8 Analysing SNP data

8.1 STRs vs. SNPs

STRs have been and remain the dominant marker used in forensic genetics.

This is mainly due to the fact that STRs have a high mutation rate, therefore are more diverse in human populations. This explains their high power of discrimination. Furthermore, they can also be used in deciphering mixture components, a very common case in forensics.
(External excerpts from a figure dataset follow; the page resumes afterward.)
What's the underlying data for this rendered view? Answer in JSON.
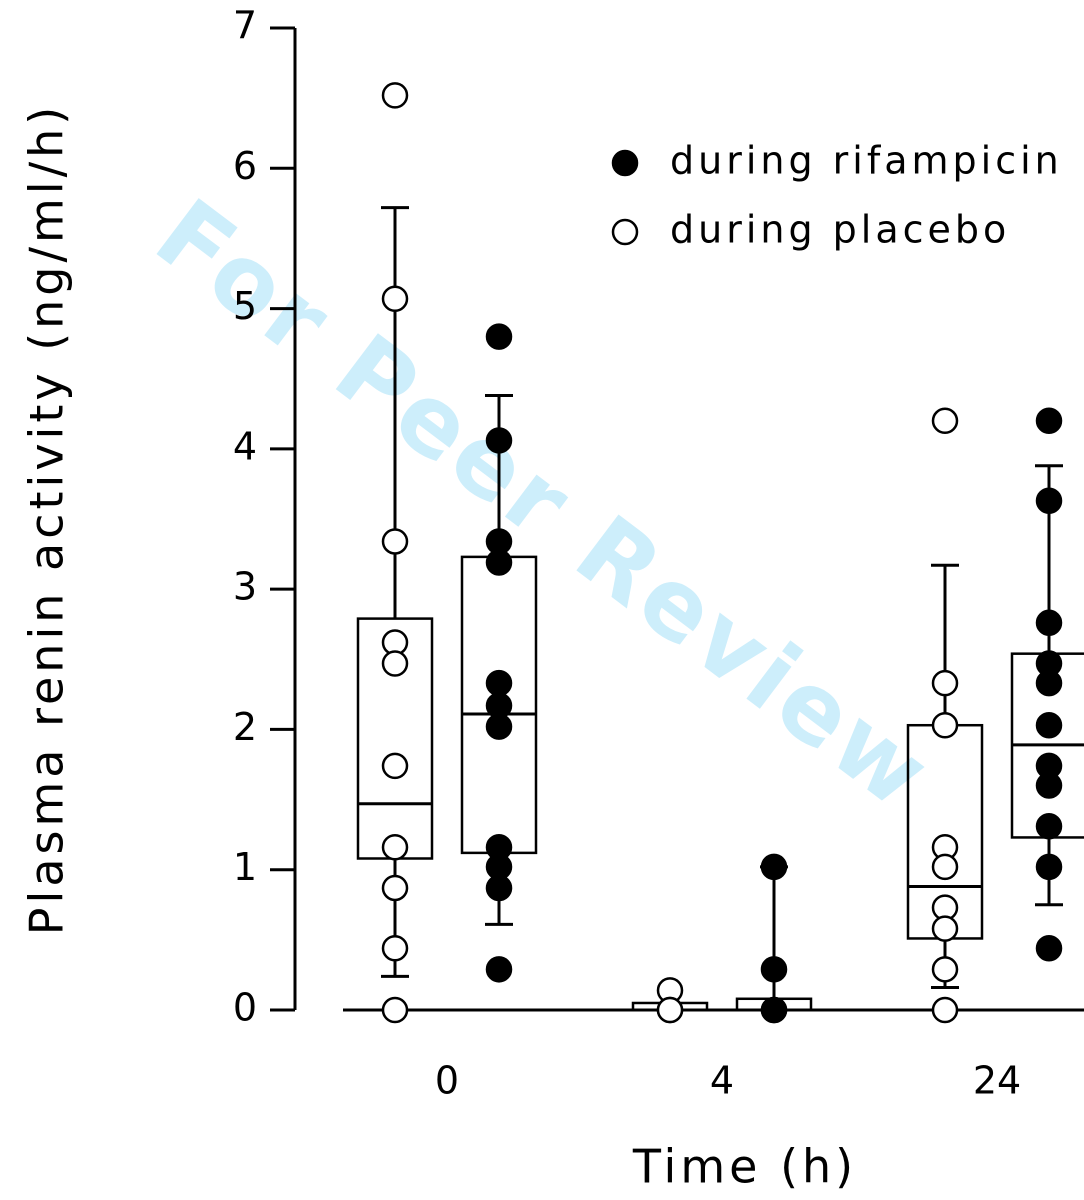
{
  "chart_data": {
    "type": "box",
    "y_label": "Plasma renin activity (ng/ml/h)",
    "x_label": "Time (h)",
    "watermark": "For Peer Review",
    "categories": [
      "0",
      "4",
      "24"
    ],
    "ylim": [
      0,
      7
    ],
    "yticks": [
      0,
      1,
      2,
      3,
      4,
      5,
      6,
      7
    ],
    "series": [
      {
        "name": "during placebo",
        "color": "#000000",
        "fill": "#ffffff",
        "boxes": [
          {
            "q1": 1.08,
            "median": 1.47,
            "q3": 2.79,
            "whislo": 0.24,
            "whishi": 5.72,
            "points": [
              6.52,
              5.07,
              3.34,
              2.62,
              2.47,
              1.74,
              1.16,
              0.87,
              0.44,
              0
            ]
          },
          {
            "q1": 0,
            "median": 0,
            "q3": 0.05,
            "whislo": 0,
            "whishi": 0.05,
            "points": [
              0.14,
              0,
              0
            ]
          },
          {
            "q1": 0.51,
            "median": 0.88,
            "q3": 2.03,
            "whislo": 0.16,
            "whishi": 3.17,
            "points": [
              4.2,
              2.33,
              2.03,
              1.16,
              1.02,
              0.73,
              0.58,
              0.29,
              0
            ]
          }
        ]
      },
      {
        "name": "during rifampicin",
        "color": "#000000",
        "fill": "#000000",
        "boxes": [
          {
            "q1": 1.12,
            "median": 2.11,
            "q3": 3.23,
            "whislo": 0.61,
            "whishi": 4.38,
            "points": [
              4.8,
              4.06,
              3.34,
              3.19,
              2.33,
              2.17,
              2.02,
              1.16,
              1.02,
              0.87,
              0.29
            ]
          },
          {
            "q1": 0,
            "median": 0,
            "q3": 0.08,
            "whislo": 0,
            "whishi": 1.02,
            "points": [
              1.02,
              0.29,
              0,
              0
            ]
          },
          {
            "q1": 1.23,
            "median": 1.89,
            "q3": 2.54,
            "whislo": 0.75,
            "whishi": 3.88,
            "points": [
              4.2,
              3.63,
              2.76,
              2.47,
              2.33,
              2.03,
              1.74,
              1.6,
              1.31,
              1.02,
              0.44
            ]
          }
        ]
      }
    ]
  }
}
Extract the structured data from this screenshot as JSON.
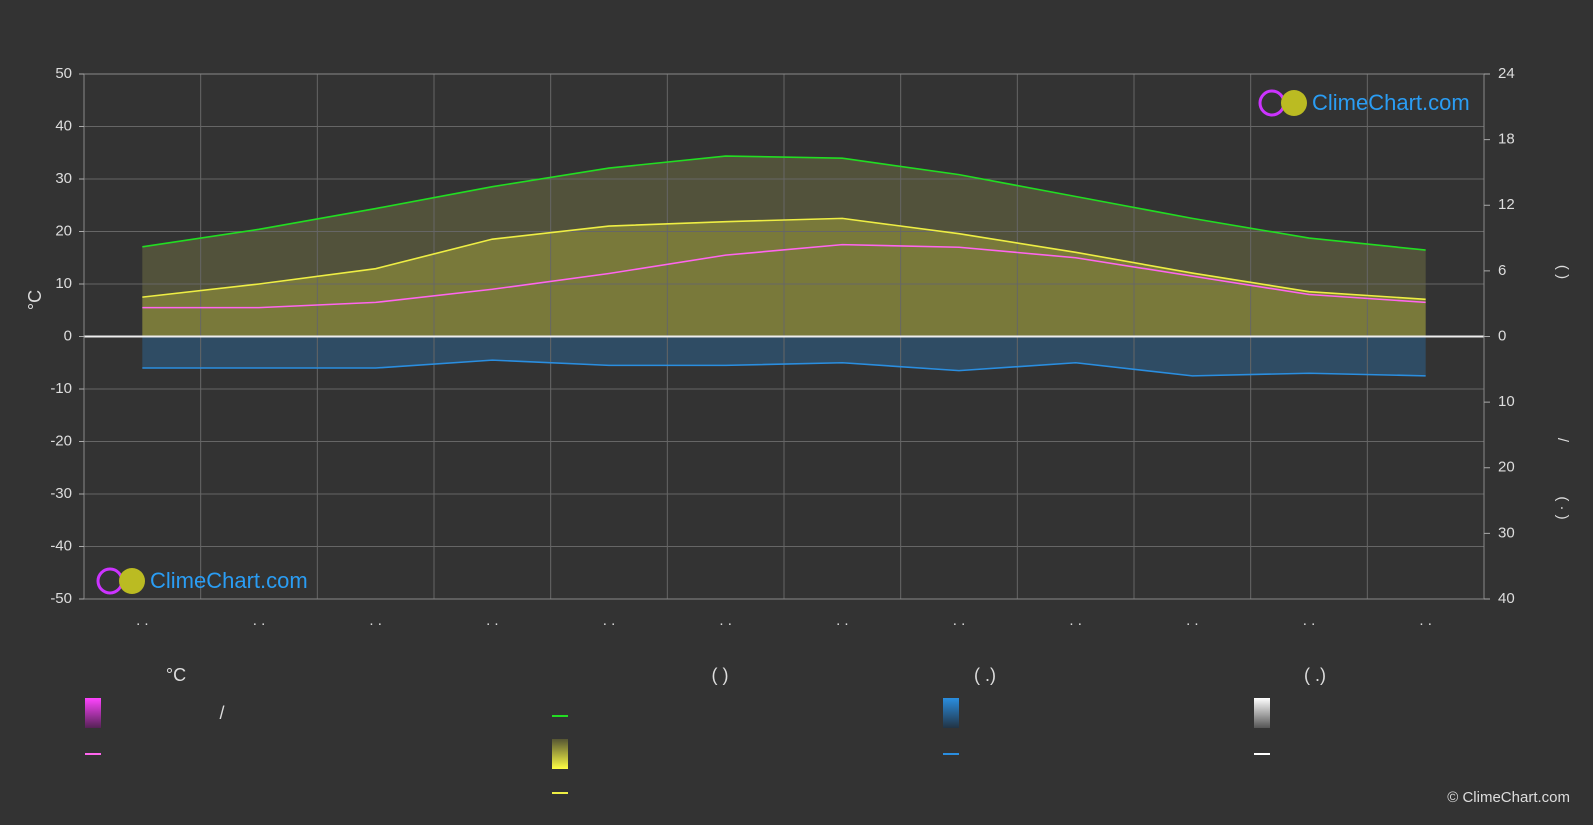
{
  "chart_data": {
    "type": "line",
    "ylabel": "°C",
    "y2label_top": "(          )",
    "y2label_mid": "/",
    "y2label_bottom": "( · )",
    "categories": [
      ". .",
      ". .",
      ". .",
      ". .",
      ". .",
      ". .",
      ". .",
      ". .",
      ". .",
      ". .",
      ". .",
      ". ."
    ],
    "ylim": [
      -50,
      50
    ],
    "yticks": [
      50,
      40,
      30,
      20,
      10,
      0,
      -10,
      -20,
      -30,
      -40,
      -50
    ],
    "y2lim": [
      0,
      24
    ],
    "y2ticks": [
      24,
      18,
      12,
      6,
      0
    ],
    "y3lim": [
      0,
      40
    ],
    "y3ticks": [
      0,
      10,
      20,
      30,
      40
    ],
    "grid": true,
    "series": [
      {
        "color": "#22dd22",
        "axis": "y2",
        "values": [
          8.2,
          9.8,
          11.7,
          13.7,
          15.4,
          16.5,
          16.3,
          14.8,
          12.8,
          10.8,
          9.0,
          7.9
        ]
      },
      {
        "color": "#eeee44",
        "axis": "y2",
        "values": [
          3.6,
          4.8,
          6.2,
          8.9,
          10.1,
          10.5,
          10.8,
          9.4,
          7.7,
          5.8,
          4.1,
          3.4
        ]
      },
      {
        "color": "#ff66ee",
        "axis": "y",
        "values": [
          5.5,
          5.5,
          6.5,
          9,
          12,
          15.5,
          17.5,
          17,
          15,
          11.5,
          8,
          6.5
        ]
      },
      {
        "color": "#2a8ee0",
        "axis": "y3",
        "values": [
          4.8,
          4.8,
          4.8,
          3.6,
          4.4,
          4.4,
          4.0,
          5.2,
          4.0,
          6.0,
          5.6,
          6.0
        ]
      }
    ],
    "legend_headers": [
      "°C",
      "(          )",
      "(   .)",
      "(   .)"
    ],
    "legend_slash": "/",
    "logo": "ClimeChart.com",
    "copyright": "© ClimeChart.com"
  }
}
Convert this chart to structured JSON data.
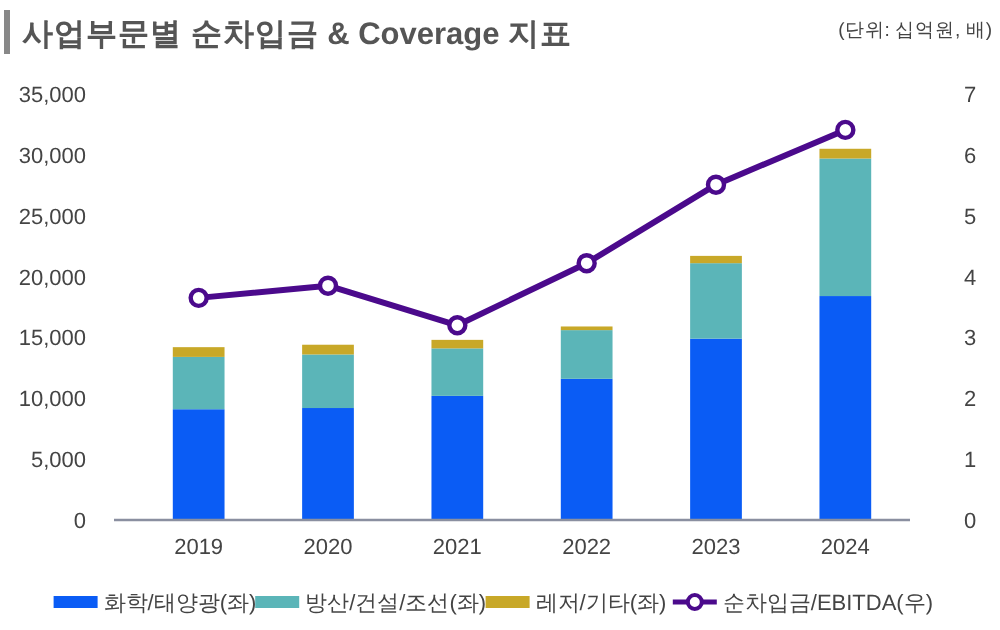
{
  "chart_data": {
    "type": "bar",
    "title": "사업부문별 순차입금 & Coverage 지표",
    "subtitle": "(단위: 십억원, 배)",
    "categories": [
      "2019",
      "2020",
      "2021",
      "2022",
      "2023",
      "2024"
    ],
    "stacked": true,
    "series": [
      {
        "name": "화학/태양광(좌)",
        "color": "#0a5cf5",
        "values": [
          9100,
          9200,
          10200,
          11600,
          14900,
          18400
        ]
      },
      {
        "name": "방산/건설/조선(좌)",
        "color": "#5bb5b8",
        "values": [
          4300,
          4400,
          3900,
          4000,
          6200,
          11300
        ]
      },
      {
        "name": "레저/기타(좌)",
        "color": "#c8a828",
        "values": [
          800,
          800,
          700,
          300,
          600,
          800
        ]
      },
      {
        "name": "순차입금/EBITDA(우)",
        "type": "line",
        "axis": "y2",
        "color": "#4b0a8c",
        "marker": "circle",
        "values": [
          3.65,
          3.85,
          3.2,
          4.22,
          5.51,
          6.41
        ]
      }
    ],
    "ylim": [
      0,
      35000
    ],
    "yticks": [
      {
        "value": 0,
        "label": "0"
      },
      {
        "value": 5000,
        "label": "5,000"
      },
      {
        "value": 10000,
        "label": "10,000"
      },
      {
        "value": 15000,
        "label": "15,000"
      },
      {
        "value": 20000,
        "label": "20,000"
      },
      {
        "value": 25000,
        "label": "25,000"
      },
      {
        "value": 30000,
        "label": "30,000"
      },
      {
        "value": 35000,
        "label": "35,000"
      }
    ],
    "y2lim": [
      0,
      7
    ],
    "y2ticks": [
      0,
      1,
      2,
      3,
      4,
      5,
      6,
      7
    ],
    "legend": "bottom",
    "grid": false
  }
}
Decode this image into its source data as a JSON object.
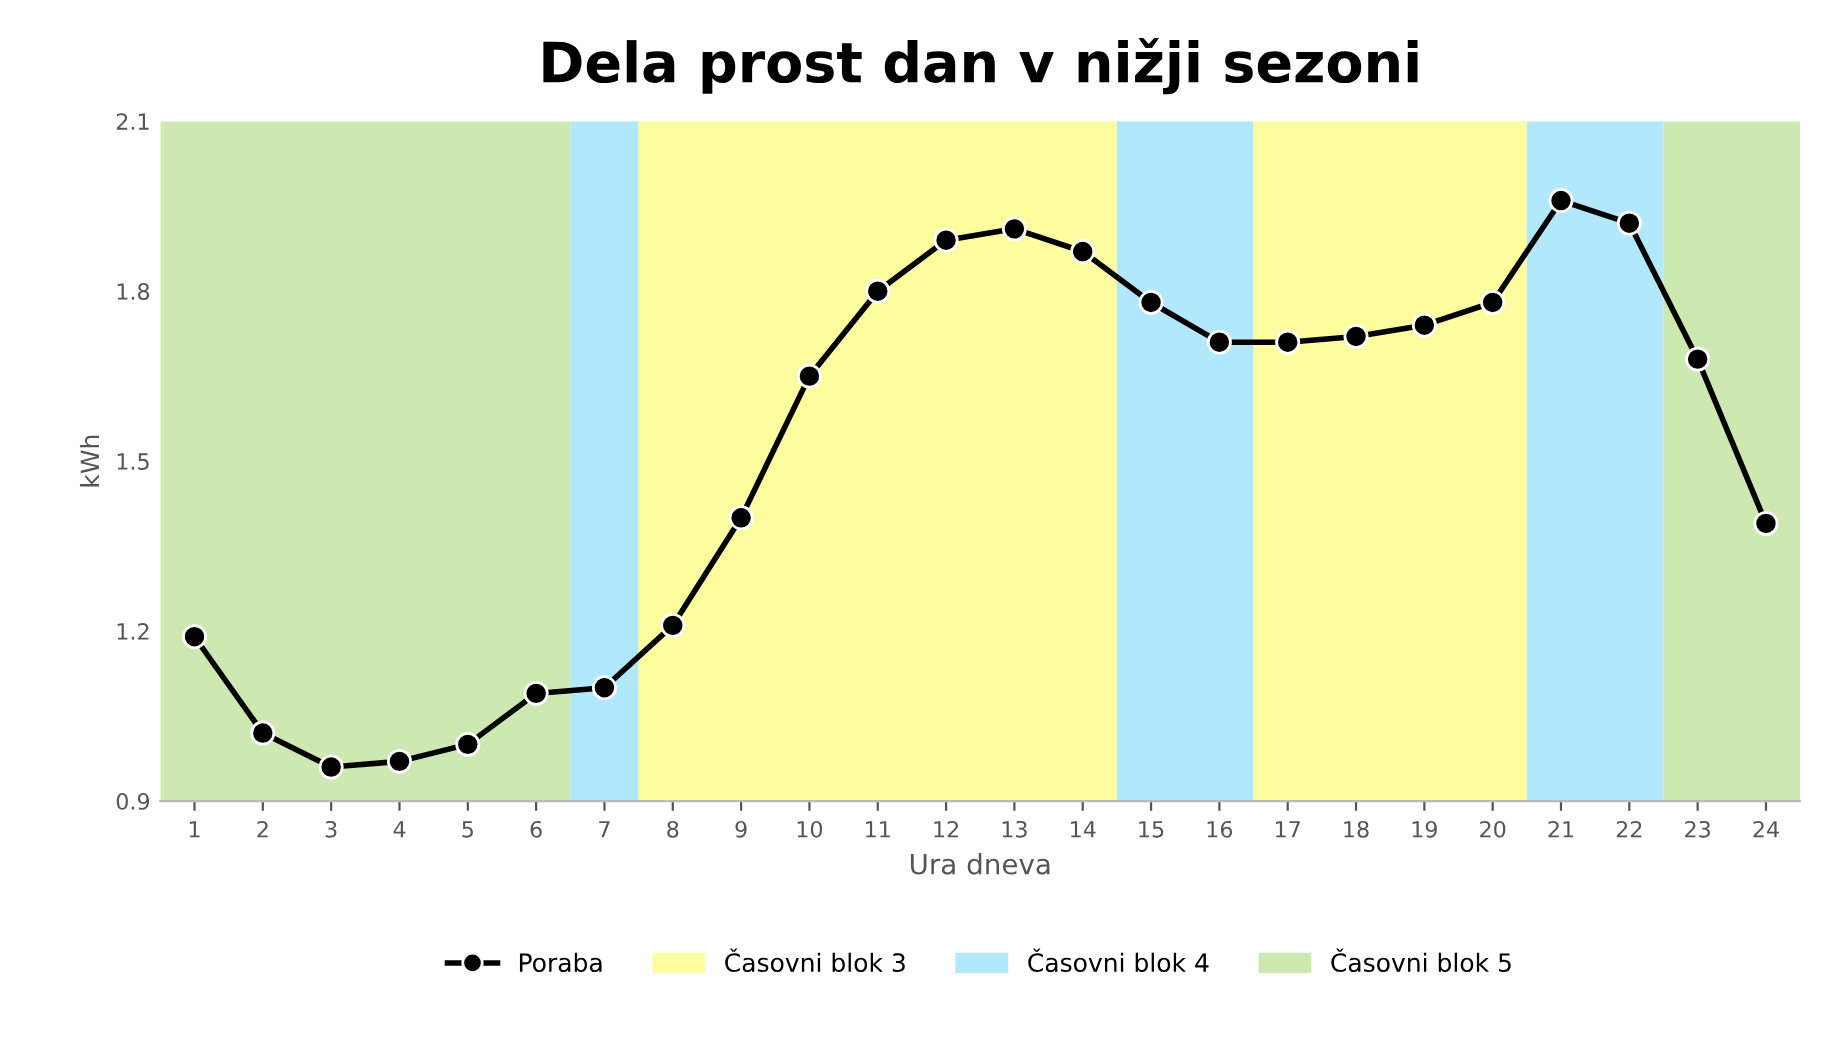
{
  "chart_data": {
    "type": "line",
    "title": "Dela prost dan v nižji sezoni",
    "xlabel": "Ura dneva",
    "ylabel": "kWh",
    "x": [
      1,
      2,
      3,
      4,
      5,
      6,
      7,
      8,
      9,
      10,
      11,
      12,
      13,
      14,
      15,
      16,
      17,
      18,
      19,
      20,
      21,
      22,
      23,
      24
    ],
    "series": [
      {
        "name": "Poraba",
        "color": "#000000",
        "values": [
          1.19,
          1.02,
          0.96,
          0.97,
          1.0,
          1.09,
          1.1,
          1.21,
          1.4,
          1.65,
          1.8,
          1.89,
          1.91,
          1.87,
          1.78,
          1.71,
          1.71,
          1.72,
          1.74,
          1.78,
          1.96,
          1.92,
          1.68,
          1.39
        ]
      }
    ],
    "bands": [
      {
        "axis": "x",
        "from": 0.5,
        "to": 6.5,
        "label": "Časovni blok 5",
        "color": "#cde8b0"
      },
      {
        "axis": "x",
        "from": 6.5,
        "to": 7.5,
        "label": "Časovni blok 4",
        "color": "#b2e8fc"
      },
      {
        "axis": "x",
        "from": 7.5,
        "to": 14.5,
        "label": "Časovni blok 3",
        "color": "#fdfd9f"
      },
      {
        "axis": "x",
        "from": 14.5,
        "to": 16.5,
        "color": "#b2e8fc"
      },
      {
        "axis": "x",
        "from": 16.5,
        "to": 20.5,
        "color": "#fdfd9f"
      },
      {
        "axis": "x",
        "from": 20.5,
        "to": 22.5,
        "color": "#b2e8fc"
      },
      {
        "axis": "x",
        "from": 22.5,
        "to": 24.5,
        "color": "#cde8b0"
      }
    ],
    "xlim": [
      0.5,
      24.5
    ],
    "xticks": [
      1,
      2,
      3,
      4,
      5,
      6,
      7,
      8,
      9,
      10,
      11,
      12,
      13,
      14,
      15,
      16,
      17,
      18,
      19,
      20,
      21,
      22,
      23,
      24
    ],
    "ylim": [
      0.9,
      2.1
    ],
    "yticks": [
      0.9,
      1.2,
      1.5,
      1.8,
      2.1
    ],
    "marker": "circle",
    "line_style": "solid",
    "grid": false,
    "legend": "bottom"
  }
}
Finally, they can be combined in multiplex assays, which is convenient when lowamounts of biological material can be recovered.

Even though STRs will still remain the standard markers in forensic genetics for many years, the application of sequencing data, especially the analyses of SNPs became more and more popular in recent years.

Indeed, it nowadays easier and cheaper to generate whole-genome sequences than before. One could wonder why STRs are still so popular in forensic practice, and have not been replaced by SNPs that are easily generated from Next-Generation Sequencing (NGS) data.

The advantages of SNPs are a higher multiplex capacity (with STRs and CE we can analyse not much more than 25 markers in parallel) and therefore a higher discriminative power and shorter amplicon size (interesting for degraded samples).

8.2 How to analyse SNP data in STRAF?

It is in theory possible to use any marker type in STRAF, as long as the input format corresponds to what is expected from the software, that is:

  • 2 columns per locus for diploid data, 1 for haploid;

  • alleles are encoded by a number: for example, a diallelic SNP could be encoded as 100 for the reference allele, and 101 for the alternative allele.

The main challenge remains encoding these values and converting from the initial data format. As an example, a genotype table is easier to convert than raw sequences or bioinformatics-specific formats such as the Variant Calling Format (VCF).